Tumblr has the same sort of open community but is generally geared towards user-run blogs. Users can follow other members blogs. On their homepage, or ‘Dashboard’ all of the latest posts from blogs they follow appear. The Tumblr community deal with a lot more visual posts, more-so than reddit, with a strong push on user-edited images.

It seems as though Reddit and Tumblr, in terms of users, do not differ to highly when it comes to Vaporwave. In the research I have done so far, users of one community will often be the same users for another, yet rely on the different websites as a different expression of style. This is something that is important in virtual ethnography, in looking at how infrastructure of websites controls what is ‘acceptable’ posting.

So far I have attempted to reach out to the vaporwave community online, particularly through the vaporwave sub-Reddit. I chose Reddit as I did not need a blog to sign up, I could directly post into the community so they could see it, even without members directly following me. The response was overwhelmingly positive. Not once did someone say my research was a stretch, or should not be attempted.
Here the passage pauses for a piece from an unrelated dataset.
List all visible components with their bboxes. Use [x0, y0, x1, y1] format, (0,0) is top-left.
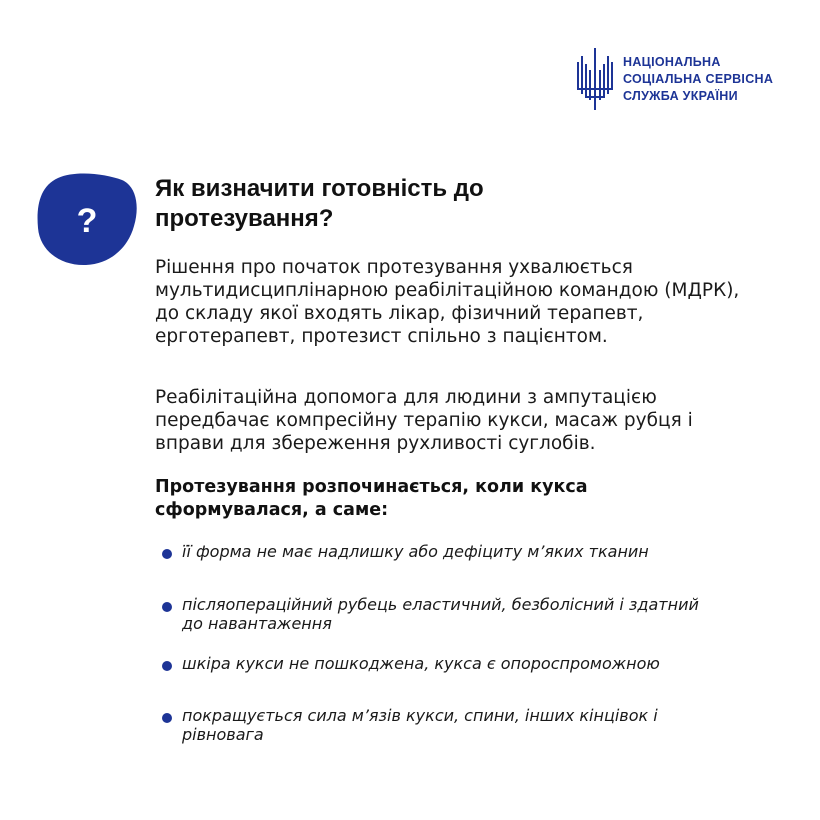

Rather, people were excited by the prospect of having the genre ‘legitimised’. In fact, a few days after my initial post someone else uploaded their Honours dissertation from the ACM in England to the same sub-reddit.

I structured my question reaching out for contributors to my research in way that was colloquial enough to not appear far-removed from the genre, but tried to make it evident that I knew what I was talking about.

what’s up /r/vaporwave. i’m looking for someone to talk to me about their experiences of vaporwave and their interaction with the community online. it’s part of an ~ a e s t h e t i c ~ ethnomusicology honours research project for university (self.Vaporwave)

submitted 5 days ago

i’m doing a case study on virtual communities and non-geographic forms of music. vaporwave is interesting from an ethno/musicological perspective b/c it challenges traditional ideas that music arises from a geographic (to an extent) community. anyone that’s been around for a while and engages with the genre in various ways on the net would be great. lemme know. thanks guys

Responses to my question led to over 30+ replies. This has given me a great starting point to connect to many within this community. Interestingly, I had various people state where they are based geographically (assumingly in response to my statement about vaporwave challenging traditional geographic ideas). I am left now to get in contact with these individuals, to see how vaporwave plays out in each of their musical understanding.